Windfall Taxes on Banks Are a Necessity. They’re Profiting off Government and Won’t Fund Enterprises. It Must Stop

By Billy Mijungu

In an economy grappling with countless challenges, where ordinary Kenyans are struggling to stay afloat, one sector seems completely untouched by the prevailing hardship: the banking industry.

At a time when businesses are closing shop, unemployment is on the rise, and the cost of living is becoming unbearable, banks are reporting record profits with an almost surreal detachment from the realities faced by the rest of the country.

Let us take a look at the recently released full-year 2024 profit results for some of Kenya’s top banks.

KCB posted a 65 percent jump in profit after tax to Sh62 billion. Equity Bank registered a 12 percent increase to Sh49 billion.

Co-operative Bank’s profits rose by 10 percent to Sh25.5 billion. Standard Chartered reported a 45 percent surge to Sh20 billion.

NCBA earned Sh22 billion, a 2 percent rise.

Absa’s profits went up 28 percent to Sh21 billion.

Stanbic recorded a 13 percent increase to Sh13.7 billion. I&M Bank rose by 22 percent to Sh15.4 billion. DTB was up 13 percent to Sh7.6 billion.

HF Group jumped 35 percent to Sh524 million, and Sidian Bank made a remarkable turnaround with a Sh287 million profit after a loss of Sh448 million in 2023.

These figures paint a clear picture. While the economy is failing, banks are flying.

At the same time, major shareholders and executives are taking home staggering dividends.

The Ndegwa family received Sh1.35 billion from NCBA Group while the Kenyatta family took home Sh1.2 billion.

Equity Bank CEO James Mwangi earned Sh543 million. Co-operative Bank CEO Gideon Muriuki pocketed Sh146 million.

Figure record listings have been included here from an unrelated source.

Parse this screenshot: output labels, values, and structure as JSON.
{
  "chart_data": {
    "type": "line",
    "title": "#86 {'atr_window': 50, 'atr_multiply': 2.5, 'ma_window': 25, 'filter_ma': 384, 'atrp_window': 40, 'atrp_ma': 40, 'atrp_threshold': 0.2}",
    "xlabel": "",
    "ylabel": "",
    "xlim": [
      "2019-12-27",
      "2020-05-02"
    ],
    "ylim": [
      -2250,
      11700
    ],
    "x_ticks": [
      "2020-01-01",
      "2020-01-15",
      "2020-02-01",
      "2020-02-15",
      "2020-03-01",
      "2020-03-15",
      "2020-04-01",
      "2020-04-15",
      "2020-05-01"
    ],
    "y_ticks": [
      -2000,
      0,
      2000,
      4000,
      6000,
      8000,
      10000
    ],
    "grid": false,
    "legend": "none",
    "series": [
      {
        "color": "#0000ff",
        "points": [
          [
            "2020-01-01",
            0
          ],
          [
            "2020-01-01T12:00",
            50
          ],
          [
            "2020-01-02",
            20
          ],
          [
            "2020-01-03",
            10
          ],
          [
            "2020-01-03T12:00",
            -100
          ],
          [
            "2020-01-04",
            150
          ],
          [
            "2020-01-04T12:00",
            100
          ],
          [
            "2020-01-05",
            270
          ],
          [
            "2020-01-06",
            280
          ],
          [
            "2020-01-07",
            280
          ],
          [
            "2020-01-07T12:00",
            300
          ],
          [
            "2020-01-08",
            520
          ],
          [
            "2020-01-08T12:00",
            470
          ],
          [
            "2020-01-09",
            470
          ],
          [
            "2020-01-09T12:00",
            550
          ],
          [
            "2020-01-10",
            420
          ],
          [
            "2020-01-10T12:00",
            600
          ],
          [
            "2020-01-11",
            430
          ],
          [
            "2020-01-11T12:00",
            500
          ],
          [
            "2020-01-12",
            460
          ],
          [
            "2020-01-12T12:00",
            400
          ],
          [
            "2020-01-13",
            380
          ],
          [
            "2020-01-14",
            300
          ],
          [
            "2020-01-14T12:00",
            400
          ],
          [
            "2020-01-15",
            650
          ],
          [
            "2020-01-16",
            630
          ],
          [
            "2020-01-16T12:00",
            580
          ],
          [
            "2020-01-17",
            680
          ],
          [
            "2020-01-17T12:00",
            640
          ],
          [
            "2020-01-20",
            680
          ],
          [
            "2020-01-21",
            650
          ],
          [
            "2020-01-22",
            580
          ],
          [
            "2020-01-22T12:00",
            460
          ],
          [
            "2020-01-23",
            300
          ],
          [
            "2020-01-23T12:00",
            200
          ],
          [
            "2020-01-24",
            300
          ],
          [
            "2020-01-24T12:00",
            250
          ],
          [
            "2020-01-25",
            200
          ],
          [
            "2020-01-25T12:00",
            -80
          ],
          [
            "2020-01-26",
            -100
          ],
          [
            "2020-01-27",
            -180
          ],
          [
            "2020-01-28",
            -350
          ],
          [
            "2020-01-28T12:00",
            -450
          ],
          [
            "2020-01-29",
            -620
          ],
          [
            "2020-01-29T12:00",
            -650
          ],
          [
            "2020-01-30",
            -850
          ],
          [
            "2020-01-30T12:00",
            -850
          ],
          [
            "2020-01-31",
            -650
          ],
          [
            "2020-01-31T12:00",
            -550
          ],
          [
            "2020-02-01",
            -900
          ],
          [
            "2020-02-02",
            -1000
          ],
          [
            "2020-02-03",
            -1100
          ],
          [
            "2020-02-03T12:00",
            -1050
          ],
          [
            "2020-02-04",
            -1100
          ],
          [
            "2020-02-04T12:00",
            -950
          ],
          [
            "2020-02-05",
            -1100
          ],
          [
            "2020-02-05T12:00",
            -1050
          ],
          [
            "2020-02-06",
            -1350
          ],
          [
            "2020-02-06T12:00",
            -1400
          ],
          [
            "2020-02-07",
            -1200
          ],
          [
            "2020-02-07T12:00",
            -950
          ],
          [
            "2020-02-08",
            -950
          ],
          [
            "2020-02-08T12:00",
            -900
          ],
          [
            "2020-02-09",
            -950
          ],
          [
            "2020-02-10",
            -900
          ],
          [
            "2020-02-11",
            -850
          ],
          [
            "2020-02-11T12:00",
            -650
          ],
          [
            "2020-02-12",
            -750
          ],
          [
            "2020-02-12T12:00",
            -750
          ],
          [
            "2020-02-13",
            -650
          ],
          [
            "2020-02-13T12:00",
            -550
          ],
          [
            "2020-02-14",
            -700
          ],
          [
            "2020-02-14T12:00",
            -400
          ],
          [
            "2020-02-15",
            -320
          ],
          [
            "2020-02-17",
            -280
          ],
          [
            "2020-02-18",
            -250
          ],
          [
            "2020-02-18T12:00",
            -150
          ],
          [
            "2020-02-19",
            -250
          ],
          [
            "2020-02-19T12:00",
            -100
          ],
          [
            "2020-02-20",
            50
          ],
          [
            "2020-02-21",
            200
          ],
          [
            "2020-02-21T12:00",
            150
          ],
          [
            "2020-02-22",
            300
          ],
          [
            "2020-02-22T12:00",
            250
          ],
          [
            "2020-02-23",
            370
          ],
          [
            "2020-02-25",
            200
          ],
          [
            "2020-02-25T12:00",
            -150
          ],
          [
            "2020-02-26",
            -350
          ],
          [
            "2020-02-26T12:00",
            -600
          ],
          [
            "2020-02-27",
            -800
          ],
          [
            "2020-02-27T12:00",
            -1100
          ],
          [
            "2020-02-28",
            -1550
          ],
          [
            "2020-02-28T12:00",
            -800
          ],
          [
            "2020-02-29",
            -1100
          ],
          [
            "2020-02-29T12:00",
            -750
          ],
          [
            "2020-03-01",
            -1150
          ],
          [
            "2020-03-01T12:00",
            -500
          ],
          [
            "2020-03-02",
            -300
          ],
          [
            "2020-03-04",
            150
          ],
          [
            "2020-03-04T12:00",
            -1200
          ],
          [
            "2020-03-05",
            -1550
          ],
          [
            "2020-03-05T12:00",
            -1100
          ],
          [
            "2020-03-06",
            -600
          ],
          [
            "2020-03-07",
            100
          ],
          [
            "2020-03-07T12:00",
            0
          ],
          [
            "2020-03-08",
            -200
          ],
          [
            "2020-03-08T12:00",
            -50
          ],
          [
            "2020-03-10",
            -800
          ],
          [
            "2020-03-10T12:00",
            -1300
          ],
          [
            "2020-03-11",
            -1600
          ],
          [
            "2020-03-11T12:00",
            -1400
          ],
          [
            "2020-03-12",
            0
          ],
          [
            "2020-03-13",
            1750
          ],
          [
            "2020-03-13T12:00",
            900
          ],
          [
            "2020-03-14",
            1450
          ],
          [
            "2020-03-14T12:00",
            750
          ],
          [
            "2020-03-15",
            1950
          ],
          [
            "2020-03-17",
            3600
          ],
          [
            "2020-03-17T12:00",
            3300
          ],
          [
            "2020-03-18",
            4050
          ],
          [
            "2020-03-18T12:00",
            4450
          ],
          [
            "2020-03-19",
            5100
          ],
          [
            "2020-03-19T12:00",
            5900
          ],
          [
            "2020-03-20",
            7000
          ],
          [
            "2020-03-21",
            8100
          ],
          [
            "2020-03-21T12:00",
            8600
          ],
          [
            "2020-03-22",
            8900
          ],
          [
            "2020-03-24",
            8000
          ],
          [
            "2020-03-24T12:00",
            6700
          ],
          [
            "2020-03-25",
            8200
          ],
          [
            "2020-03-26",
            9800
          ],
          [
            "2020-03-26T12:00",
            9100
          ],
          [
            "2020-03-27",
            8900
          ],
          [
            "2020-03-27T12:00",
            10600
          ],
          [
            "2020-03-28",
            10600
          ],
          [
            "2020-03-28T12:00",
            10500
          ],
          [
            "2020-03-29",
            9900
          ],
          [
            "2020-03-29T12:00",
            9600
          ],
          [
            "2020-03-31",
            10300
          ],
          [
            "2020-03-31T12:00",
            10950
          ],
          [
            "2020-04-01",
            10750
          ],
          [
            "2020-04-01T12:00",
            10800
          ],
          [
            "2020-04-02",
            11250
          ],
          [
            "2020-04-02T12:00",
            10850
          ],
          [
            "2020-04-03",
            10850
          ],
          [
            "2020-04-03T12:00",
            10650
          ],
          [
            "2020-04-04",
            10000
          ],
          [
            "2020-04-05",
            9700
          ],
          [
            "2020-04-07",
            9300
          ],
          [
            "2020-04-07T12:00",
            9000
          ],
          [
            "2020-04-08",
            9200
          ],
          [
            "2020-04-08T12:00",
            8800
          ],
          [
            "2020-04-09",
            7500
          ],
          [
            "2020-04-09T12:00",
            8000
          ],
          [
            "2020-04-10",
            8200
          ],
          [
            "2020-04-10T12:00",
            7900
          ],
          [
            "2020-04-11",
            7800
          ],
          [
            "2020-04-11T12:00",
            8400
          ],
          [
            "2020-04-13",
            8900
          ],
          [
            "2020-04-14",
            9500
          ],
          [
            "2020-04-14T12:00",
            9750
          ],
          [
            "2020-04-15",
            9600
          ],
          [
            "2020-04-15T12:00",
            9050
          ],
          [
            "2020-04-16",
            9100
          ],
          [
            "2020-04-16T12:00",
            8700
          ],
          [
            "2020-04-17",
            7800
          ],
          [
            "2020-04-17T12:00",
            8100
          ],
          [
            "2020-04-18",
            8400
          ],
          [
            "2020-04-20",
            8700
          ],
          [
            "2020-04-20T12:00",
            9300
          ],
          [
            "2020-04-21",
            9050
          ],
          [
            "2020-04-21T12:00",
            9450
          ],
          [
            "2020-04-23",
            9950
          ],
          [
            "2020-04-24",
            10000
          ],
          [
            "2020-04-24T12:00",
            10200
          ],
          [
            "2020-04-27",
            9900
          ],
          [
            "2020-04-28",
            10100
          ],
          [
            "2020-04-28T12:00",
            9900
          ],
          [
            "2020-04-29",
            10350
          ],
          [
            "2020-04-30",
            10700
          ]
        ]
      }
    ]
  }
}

These numbers reveal just how lopsided the current system is, where a few individuals continue to benefit immensely while the majority of Kenyans face increasing economic pressure.

More reason why Windfall taxes are a necessity, such taxes can directly fund Private Enterprises.

The mechanism behind these profits is even more alarming. The average Kenyan deposits their money into a bank.

That same bank then lends the money to the government, which in turn charges taxes to that same Kenyan.

The taxes are used to pay back the banks, with interest.

Essentially, Kenyans are not only providing the banks with capital, but they are also funding the profits through the taxes they pay.

It is a closed loop where the citizen is used as both lender and payer.

Meanwhile, the Central Bank Rate was recently reduced from 10.75 percent to 10 percent, a move intended to encourage banks to lend more to the public and stimulate economic activity.

But this reduction has proven largely symbolic.

Banks are still far more interested in lending to the government than to ordinary Kenyans or small businesses.

And who can blame them when government debt remains the most profitable and secure form of lending available?

This situation is deeply problematic. Kenya’s domestic debt has reached approximately Sh5.8 trillion.

As long as the government continues to borrow heavily from local banks, there is little incentive for these financial institutions to support the real economy.

Entrepreneurs and small business owners who desperately need credit to grow and create jobs are shut out.

Banks are choosing the easy, guaranteed returns of government lending over the more transformative but riskier investment in local enterprises.

The rise of money market funds further illustrates the imbalance.

These funds are now being fed by debt instruments that banks use to finance the government.

This means more and more of our financial system is geared toward sustaining government borrowing, not economic growth.

This is not sustainable.

It is time to introduce windfall taxes on banks that are posting outsized profits at the expense of the public.

If these profits are coming from public debt funded by our taxes, then the public deserves a share of that return through taxation and redistribution.

But beyond taxes, we must make the bold and necessary decision to end domestic borrowing altogether.

It is the only way to force banks to turn their attention to the real economy.

Only then will they begin to finance the ideas, innovations, and enterprises that can lift this country.

We must break this cycle.

The status quo serves a few and dooms the many.

We must make the impossible possible, or we will slowly perish as a nation. Banks, Micro-lenders are growing as the face of cartel in Kenya and if left unchecked.

Hey will be the most powerful weapon of control, they are already in 1 foot, two feet and Kenyans are done

It’s time Government relooks at how it borrows locally.

I dare say it’s important that Government gets and external buyer for the KES 5.8 trillion and leave banks awash with Money, they will be forced to hawk it Kenyans.